Shabazz, Betty

views updated

Shabazz, Betty

May 28, 1936
June 23, 1997


Betty Shabazz, the widow of Malcolm X who subsequently built a career of her own as an educator and activist, was born Betty Sanders in Detroit, Michigan, and was adopted by the Malloy's, a neighborhood family. After attending Tuskegee Institute, she moved to New York and transferred to Jersey City State College, where she received a B.A. degree. Sanders then began training at the Brooklyn State Hospital School of Nursing, where she received her R.N. in 1958. During this period she joined the Nation of Islam and changed her name to Betty X (she became Betty Shabazz in 1964). She also met the charismatic leader Malcolm X, with whom she struck up a friendship. The couple married in 1958.

During the following seven years, as Malcolm X grew into a national figure, Shabazz rarely saw him, although they remained on good terms. Shabazz gave birth to their six daughters during this period. In 1965 Shabazz and four of the girls were listening to Malcolm X speak at New York's Audubon Ballroom as he was assassinated. Following the death of her husband, Shabazz cut her ties with the Nation of Islam and became an orthodox Muslim.

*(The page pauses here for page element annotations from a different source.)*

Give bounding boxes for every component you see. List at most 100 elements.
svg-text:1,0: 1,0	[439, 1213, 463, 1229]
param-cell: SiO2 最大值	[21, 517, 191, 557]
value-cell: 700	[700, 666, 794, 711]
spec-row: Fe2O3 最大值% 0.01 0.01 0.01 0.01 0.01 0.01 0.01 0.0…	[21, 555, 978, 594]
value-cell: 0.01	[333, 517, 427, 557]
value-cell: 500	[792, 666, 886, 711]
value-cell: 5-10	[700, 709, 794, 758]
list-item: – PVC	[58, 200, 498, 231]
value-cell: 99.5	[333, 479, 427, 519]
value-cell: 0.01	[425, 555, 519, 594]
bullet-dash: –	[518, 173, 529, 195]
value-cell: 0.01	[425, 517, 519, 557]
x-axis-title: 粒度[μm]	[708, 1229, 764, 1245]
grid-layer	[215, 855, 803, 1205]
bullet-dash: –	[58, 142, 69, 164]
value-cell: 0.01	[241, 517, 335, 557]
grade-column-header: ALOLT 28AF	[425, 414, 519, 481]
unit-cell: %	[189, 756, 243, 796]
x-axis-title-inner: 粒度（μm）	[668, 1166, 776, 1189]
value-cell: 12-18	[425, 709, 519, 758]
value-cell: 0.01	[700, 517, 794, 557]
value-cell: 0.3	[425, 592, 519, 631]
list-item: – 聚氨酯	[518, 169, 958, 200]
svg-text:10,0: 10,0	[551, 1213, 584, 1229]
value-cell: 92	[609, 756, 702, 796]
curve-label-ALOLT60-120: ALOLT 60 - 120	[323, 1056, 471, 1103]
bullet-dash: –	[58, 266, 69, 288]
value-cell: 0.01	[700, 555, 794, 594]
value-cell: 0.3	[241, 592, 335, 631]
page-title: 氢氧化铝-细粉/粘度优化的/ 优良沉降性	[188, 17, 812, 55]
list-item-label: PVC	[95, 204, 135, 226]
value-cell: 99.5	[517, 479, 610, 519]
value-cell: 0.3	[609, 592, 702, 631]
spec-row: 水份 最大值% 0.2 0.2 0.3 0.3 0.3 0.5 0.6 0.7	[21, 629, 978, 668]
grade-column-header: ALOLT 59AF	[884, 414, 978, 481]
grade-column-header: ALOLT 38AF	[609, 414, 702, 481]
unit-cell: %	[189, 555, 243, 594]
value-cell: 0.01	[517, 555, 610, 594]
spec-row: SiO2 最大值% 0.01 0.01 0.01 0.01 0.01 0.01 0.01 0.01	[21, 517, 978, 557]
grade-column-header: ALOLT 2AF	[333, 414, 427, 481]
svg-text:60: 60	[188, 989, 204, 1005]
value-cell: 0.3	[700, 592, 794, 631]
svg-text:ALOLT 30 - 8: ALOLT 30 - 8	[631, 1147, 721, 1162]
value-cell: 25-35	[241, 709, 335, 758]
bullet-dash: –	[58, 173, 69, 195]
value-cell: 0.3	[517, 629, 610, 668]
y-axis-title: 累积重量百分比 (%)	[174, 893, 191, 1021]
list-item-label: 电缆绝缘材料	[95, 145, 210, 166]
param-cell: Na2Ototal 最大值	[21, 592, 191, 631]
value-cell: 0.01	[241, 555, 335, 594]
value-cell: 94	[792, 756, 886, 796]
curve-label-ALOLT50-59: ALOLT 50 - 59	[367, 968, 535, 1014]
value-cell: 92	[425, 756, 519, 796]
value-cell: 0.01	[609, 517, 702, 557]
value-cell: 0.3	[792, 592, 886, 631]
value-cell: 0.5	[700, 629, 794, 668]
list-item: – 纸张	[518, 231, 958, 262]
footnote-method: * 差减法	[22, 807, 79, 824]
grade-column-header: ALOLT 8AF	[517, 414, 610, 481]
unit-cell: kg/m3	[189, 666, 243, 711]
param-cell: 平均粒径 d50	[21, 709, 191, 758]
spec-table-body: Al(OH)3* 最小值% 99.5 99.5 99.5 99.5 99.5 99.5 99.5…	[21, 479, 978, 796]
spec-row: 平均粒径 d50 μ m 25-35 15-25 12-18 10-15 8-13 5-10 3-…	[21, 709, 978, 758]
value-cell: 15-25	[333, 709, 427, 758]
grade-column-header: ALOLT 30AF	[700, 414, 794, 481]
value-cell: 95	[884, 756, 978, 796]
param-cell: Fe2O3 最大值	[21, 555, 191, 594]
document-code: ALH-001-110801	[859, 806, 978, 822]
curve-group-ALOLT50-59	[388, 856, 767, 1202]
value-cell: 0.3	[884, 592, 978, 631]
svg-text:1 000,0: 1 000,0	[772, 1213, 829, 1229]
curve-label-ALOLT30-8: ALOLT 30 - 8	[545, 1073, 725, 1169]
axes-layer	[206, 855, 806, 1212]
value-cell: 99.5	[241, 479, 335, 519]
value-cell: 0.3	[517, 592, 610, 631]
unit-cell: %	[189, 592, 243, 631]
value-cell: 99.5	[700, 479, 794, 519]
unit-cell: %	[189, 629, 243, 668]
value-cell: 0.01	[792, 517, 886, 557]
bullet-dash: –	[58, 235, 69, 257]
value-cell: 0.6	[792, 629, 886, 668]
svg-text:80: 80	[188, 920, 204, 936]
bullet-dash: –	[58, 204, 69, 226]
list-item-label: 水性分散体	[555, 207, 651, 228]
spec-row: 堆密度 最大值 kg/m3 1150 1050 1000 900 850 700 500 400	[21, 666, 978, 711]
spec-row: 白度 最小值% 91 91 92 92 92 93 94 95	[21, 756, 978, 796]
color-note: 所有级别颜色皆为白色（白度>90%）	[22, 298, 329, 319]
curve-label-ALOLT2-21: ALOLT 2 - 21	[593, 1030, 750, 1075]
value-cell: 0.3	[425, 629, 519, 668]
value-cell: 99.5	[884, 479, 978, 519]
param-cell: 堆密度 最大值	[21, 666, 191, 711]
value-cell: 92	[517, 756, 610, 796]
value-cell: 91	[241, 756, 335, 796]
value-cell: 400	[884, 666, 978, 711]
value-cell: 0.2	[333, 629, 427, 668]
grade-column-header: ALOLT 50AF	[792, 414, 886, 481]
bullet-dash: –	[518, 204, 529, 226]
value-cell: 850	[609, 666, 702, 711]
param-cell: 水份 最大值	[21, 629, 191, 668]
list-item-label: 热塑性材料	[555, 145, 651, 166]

Following her husband's death, Shabazz earned a Ph.D. in educational administration from the University of Massachusetts. She worked for two decades as director of public relations for Medgar Evers College in New York. During these years she also served as the guardian of Malcolm X's legacy. In 1995 Shabazz began a weekly radio program on New York's WLIB. Two years later, she was badly burned in a fire set by her twelve-year-old grandson Malcolm to protest his mother's absence. Despite many community blood donations, she died three weeks later.

See also Malcolm X

Bibliography

Brown, Jamie Foster, ed. Betty Shabazz: A Sisterfriends' Tribute in Words and Pictures. New York: Simon and Schuster, 1998.

Rickford, Russell John. Betty Shabazz: A Remarkable Story of Survival and Faith Before and After Malcolm X. Naperville, Ill.: Sourcebooks, 2003.